Nadie lo impidió, nadie lo protegió. No fue el único porque con él detuvieron en Igoa al maestro Nemesio Delgado y en Beruete a Asensio Ochotorena. Estando en la cárcel, la Delegación Regional de Requetés de Navarra pidió su destitución por ser de izquierda y fue obligado a firmar la renuncia de su plaza con lo que ello trajo consigo para la familia, que en pocas semanas tuvo que abandonar el pueblo. Para el 8 de febrero de 1937 el alcalde publicaba la vacante de la plaza afirmando que la dimisión había sido voluntaria. Tan pronto como fue liberado esa primavera, viendo de qué eran capaces, malvendió el coche y gracias a su amigo Guillermo Frías pudo ponerse a salvo en Francia. Y en breve, cruzando por Cataluña, se pasó al lado republicano para en octubre ponerse a las órdenes del director del Hospital Militar de Valencia en calidad de teniente médico. La mayor parte de la guerra la pasó en el Hospital de Sangre de Godella atendiendo el pabellón de los heridos del bando nacional. Sí, el Gobierno de la República contempló asistir también al enemigo. Él fue uno de los médicos que hasta su detención permaneció con sus pacientes cuando todos huyeron en desbandada al caer la República.
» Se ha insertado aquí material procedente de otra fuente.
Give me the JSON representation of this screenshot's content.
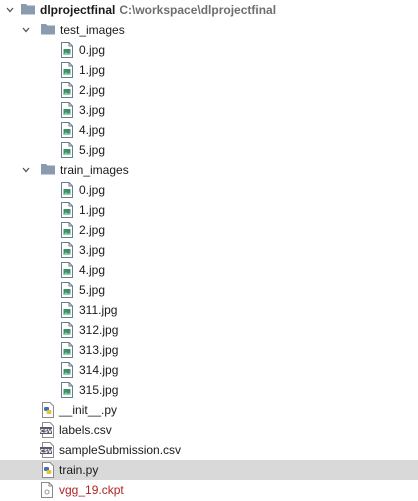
{
  "tree": {
    "root": {
      "name": "dlprojectfinal",
      "path": "C:\\workspace\\dlprojectfinal"
    },
    "test_folder": {
      "name": "test_images",
      "files": [
        "0.jpg",
        "1.jpg",
        "2.jpg",
        "3.jpg",
        "4.jpg",
        "5.jpg"
      ]
    },
    "train_folder": {
      "name": "train_images",
      "files": [
        "0.jpg",
        "1.jpg",
        "2.jpg",
        "3.jpg",
        "4.jpg",
        "5.jpg",
        "311.jpg",
        "312.jpg",
        "313.jpg",
        "314.jpg",
        "315.jpg"
      ]
    },
    "root_files": [
      {
        "name": "__init__.py",
        "icon": "python-file-icon"
      },
      {
        "name": "labels.csv",
        "icon": "csv-file-icon"
      },
      {
        "name": "sampleSubmission.csv",
        "icon": "csv-file-icon"
      },
      {
        "name": "train.py",
        "icon": "python-file-icon",
        "selected": true
      },
      {
        "name": "vgg_19.ckpt",
        "icon": "unknown-file-icon",
        "color": "#b22222"
      }
    ]
  }
}
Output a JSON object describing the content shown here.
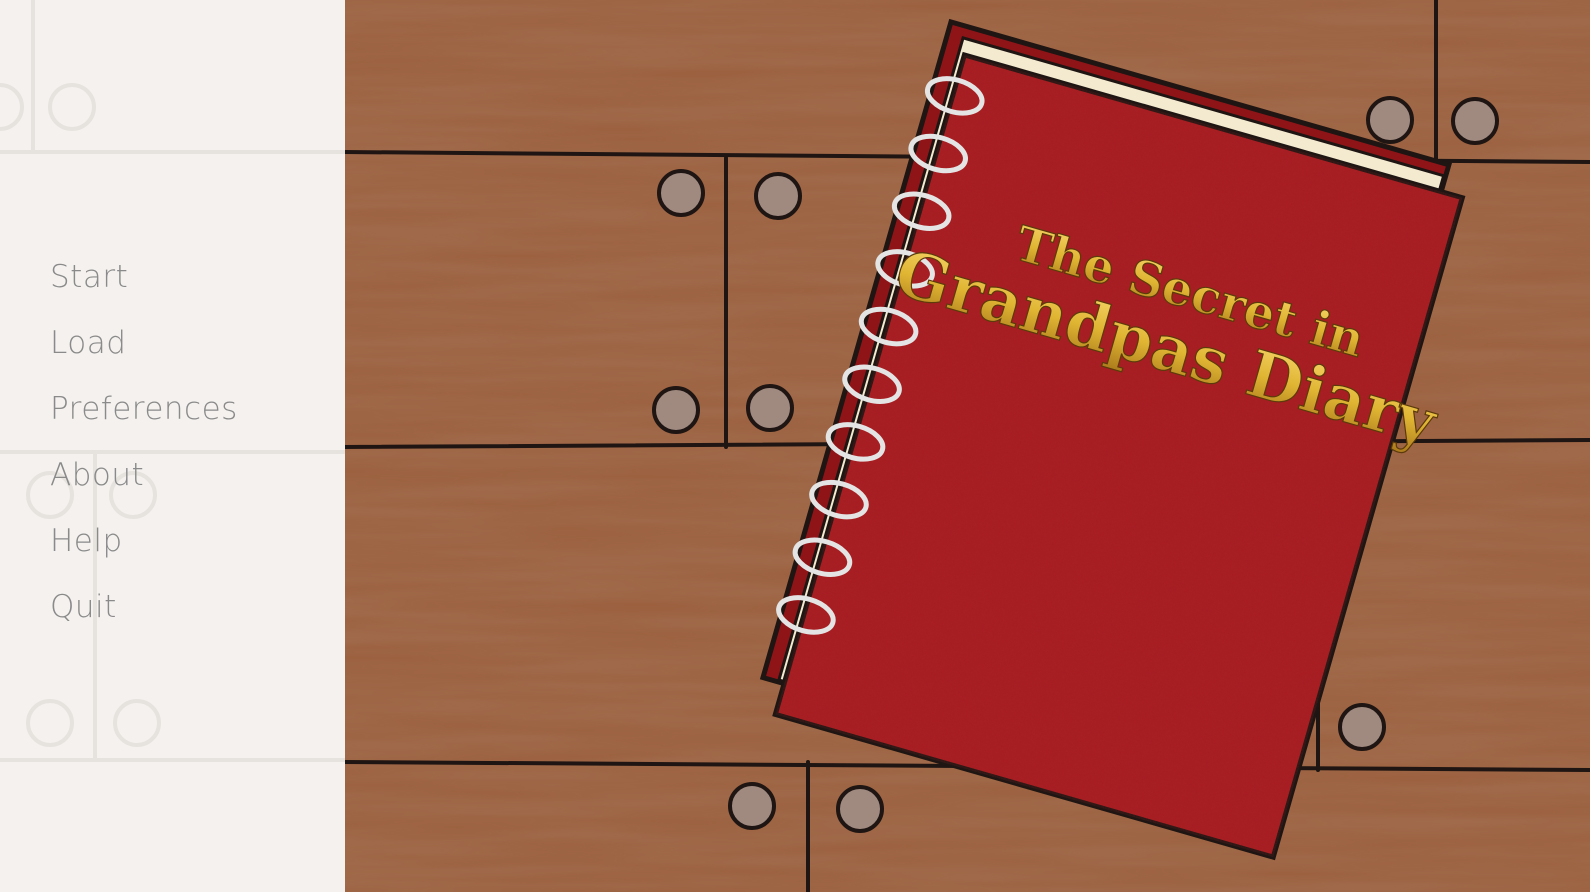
{
  "colors": {
    "wood": "#9b5f3e",
    "wood_dark": "#8e5535",
    "board_line": "#1f1512",
    "bolt": "#a08a80",
    "panel_bg": "#f4f1ee",
    "menu_text": "#8a8a8a",
    "book_red": "#a81c20",
    "book_gold": "#e0b533",
    "spiral": "#e4e4e4"
  },
  "menu": {
    "items": [
      {
        "id": "start",
        "label": "Start"
      },
      {
        "id": "load",
        "label": "Load"
      },
      {
        "id": "preferences",
        "label": "Preferences"
      },
      {
        "id": "about",
        "label": "About"
      },
      {
        "id": "help",
        "label": "Help"
      },
      {
        "id": "quit",
        "label": "Quit"
      }
    ]
  },
  "diary": {
    "title_line1": "The Secret in",
    "title_line2": "Grandpas Diary"
  }
}
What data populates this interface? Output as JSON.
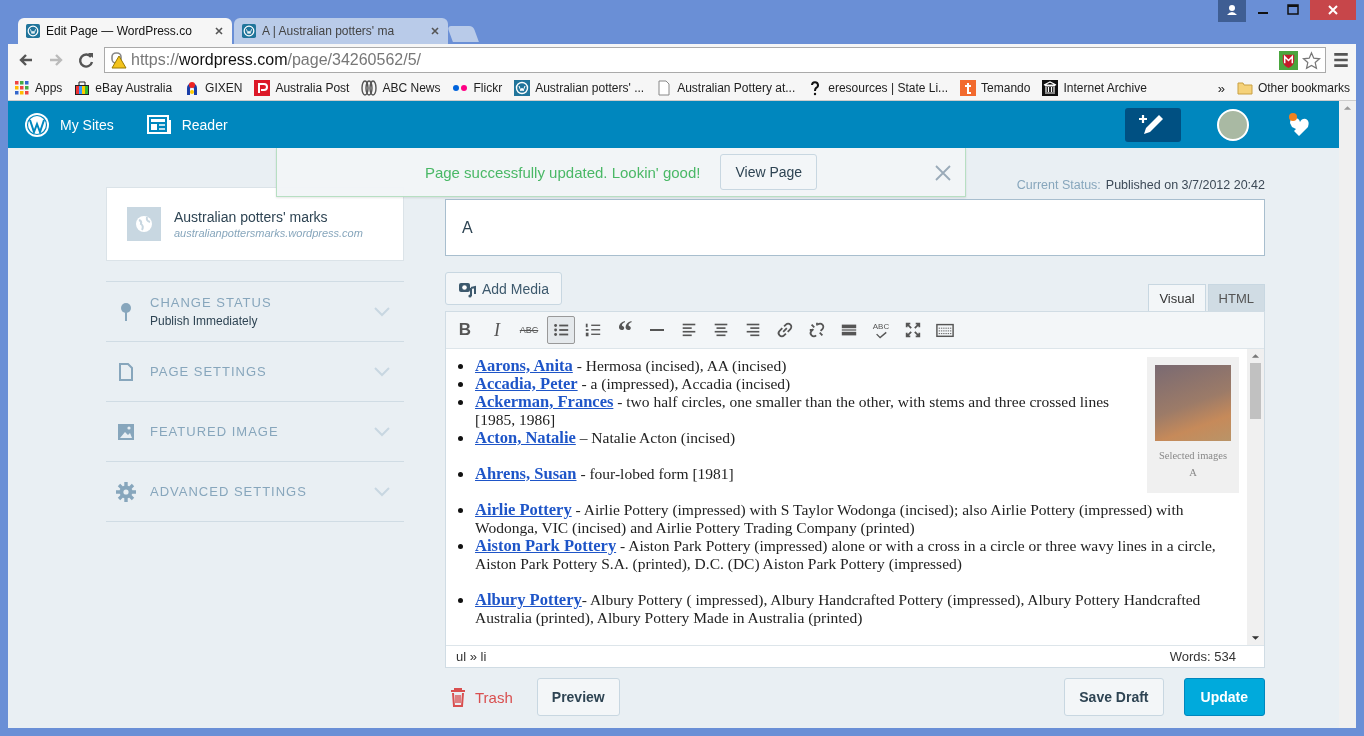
{
  "browser": {
    "tabs": [
      {
        "title": "Edit Page — WordPress.co",
        "selected": true
      },
      {
        "title": "A | Australian potters' ma",
        "selected": false
      }
    ],
    "address": {
      "scheme": "https://",
      "host": "wordpress.com",
      "path": "/page/34260562/5/"
    },
    "bookmarks": [
      {
        "kind": "apps",
        "label": "Apps"
      },
      {
        "kind": "bag",
        "label": "eBay Australia"
      },
      {
        "kind": "gixen",
        "label": "GIXEN"
      },
      {
        "kind": "post",
        "label": "Australia Post"
      },
      {
        "kind": "abc",
        "label": "ABC News"
      },
      {
        "kind": "dots",
        "label": "Flickr"
      },
      {
        "kind": "wp",
        "label": "Australian potters' ..."
      },
      {
        "kind": "page",
        "label": "Australian Pottery at..."
      },
      {
        "kind": "question",
        "label": "eresources | State Li..."
      },
      {
        "kind": "temando",
        "label": "Temando"
      },
      {
        "kind": "archive",
        "label": "Internet Archive"
      }
    ],
    "more": "»",
    "other": "Other bookmarks"
  },
  "masterbar": {
    "items": [
      {
        "kind": "wp",
        "label": "My Sites"
      },
      {
        "kind": "reader",
        "label": "Reader"
      }
    ]
  },
  "notice": {
    "message": "Page successfully updated. Lookin' good!",
    "action": "View Page"
  },
  "status": {
    "label": "Current Status:",
    "value": "Published on 3/7/2012 20:42"
  },
  "site": {
    "name": "Australian potters' marks",
    "url": "australianpottersmarks.wordpress.com"
  },
  "sections": [
    {
      "kind": "pin",
      "title": "CHANGE STATUS",
      "subtitle": "Publish Immediately"
    },
    {
      "kind": "page",
      "title": "PAGE SETTINGS"
    },
    {
      "kind": "image",
      "title": "FEATURED IMAGE"
    },
    {
      "kind": "gear",
      "title": "ADVANCED SETTINGS"
    }
  ],
  "title_value": "A",
  "add_media": "Add Media",
  "modes": [
    {
      "label": "Visual",
      "selected": true
    },
    {
      "label": "HTML",
      "selected": false
    }
  ],
  "toolbar": [
    {
      "kind": "bold",
      "glyph": "B",
      "selected": false
    },
    {
      "kind": "italic",
      "glyph": "I",
      "selected": false
    },
    {
      "kind": "strike",
      "glyph": "ABC",
      "selected": false
    },
    {
      "kind": "ul",
      "selected": true
    },
    {
      "kind": "ol",
      "selected": false
    },
    {
      "kind": "quote",
      "glyph": "“",
      "selected": false
    },
    {
      "kind": "hr",
      "selected": false
    },
    {
      "kind": "align-left",
      "selected": false
    },
    {
      "kind": "align-center",
      "selected": false
    },
    {
      "kind": "align-right",
      "selected": false
    },
    {
      "kind": "link",
      "selected": false
    },
    {
      "kind": "unlink",
      "selected": false
    },
    {
      "kind": "more",
      "selected": false
    },
    {
      "kind": "spell",
      "glyph": "ABC",
      "selected": false
    },
    {
      "kind": "fullscreen",
      "selected": false
    },
    {
      "kind": "keyboard",
      "selected": false
    }
  ],
  "lists": [
    [
      {
        "name": "Aarons, Anita",
        "text": " - Hermosa (incised), AA (incised)"
      },
      {
        "name": "Accadia, Peter",
        "text": " - a (impressed), Accadia (incised)"
      },
      {
        "name": "Ackerman, Frances",
        "text": " - two half circles, one smaller than the other, with stems and three crossed lines [1985, 1986]"
      },
      {
        "name": "Acton, Natalie",
        "text": " – Natalie Acton (incised)"
      }
    ],
    [
      {
        "name": "Ahrens, Susan",
        "text": " - four-lobed form [1981]"
      }
    ],
    [
      {
        "name": "Airlie Pottery",
        "text": " - Airlie Pottery (impressed) with S Taylor Wodonga (incised); also Airlie Pottery (impressed) with Wodonga, VIC (incised) and Airlie Pottery Trading Company (printed)"
      },
      {
        "name": "Aiston Park Pottery",
        "text": " - Aiston Park Pottery (impressed) alone or with a cross in a circle or three wavy lines in a circle, Aiston Park Pottery S.A. (printed), D.C. (DC) Aiston Park Pottery (impressed)"
      }
    ],
    [
      {
        "name": "Albury Pottery",
        "text": "- Albury Pottery ( impressed), Albury Handcrafted Pottery (impressed), Albury Pottery Handcrafted Australia (printed), Albury Pottery Made in Australia (printed)"
      }
    ]
  ],
  "gallery": {
    "caption": "Selected images",
    "title": "A"
  },
  "path": "ul » li",
  "words": "Words: 534",
  "actions": {
    "trash": "Trash",
    "preview": "Preview",
    "save": "Save Draft",
    "update": "Update"
  }
}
No es cierto que la guerra finalizara aquel 1 de abril de 1939. Francisco, al igual que su hijo mayor, Javier, tuvo por delante un largo periplo carcelario y de trabajos forzosos. Debían redimir sus culpas. Cuando por fin pudo regresar con su familia lo hizo muy tocado y con la prohibición de volver a ejercer la medicina. En casa se recuerda la respuesta que le dio el entonces presidente del Colegio de Médicos cuando solicitó trabajo para poder siquiera subsistir: “si quieres trabajo, pídeselo a los tuyos que están en Francia”. Trato similar recibió su hermano Cristino cuando intentó recuperar su trabajo y solo le mostraron la puerta hacia el exilio.

Nuestro abuelo pudo haberse vestido una txapela roja, pudo haber levantado el brazo como le aconsejaron, pero fue coherente y fiel a sus ideas. No dobló el espinazo ante aquellos bárbaros. Por ello, aprovecho este espacio para agradecer a Ángel García-Sanz por el respeto y el cariño que tuvo cuando se

acercó a mi madre y su hermana a la hora de entrevistarlas en 2001. ¡Callaron tanto! Y al ayuntamiento del valle le recuerdo que 89 años después hacer un homenaje es jugar con ventaja porque ya no hay hijos que puedan contar qué ocurrió, cómo lo vivieron y cuál fue la nula defensa que de su médico hicieron los vecinos. Y para quienes hayan escuchado que allí actuó la Falange, como se ha difundido en una entrevista en la radio del valle, deberían saber que todo el peso de las delaciones, detenciones y represión de esos días corrió a cargo de los carlistas y su brazo armado del requeté. Un mínimo de rigor hace falta, sino así cualquiera reescribe y moldea la historia.

Espero que estas líneas ayuden a dispar la niebla que se instaló hace tantas décadas y tras la que tan cómodos se han resguardado y auto exonerado algunos.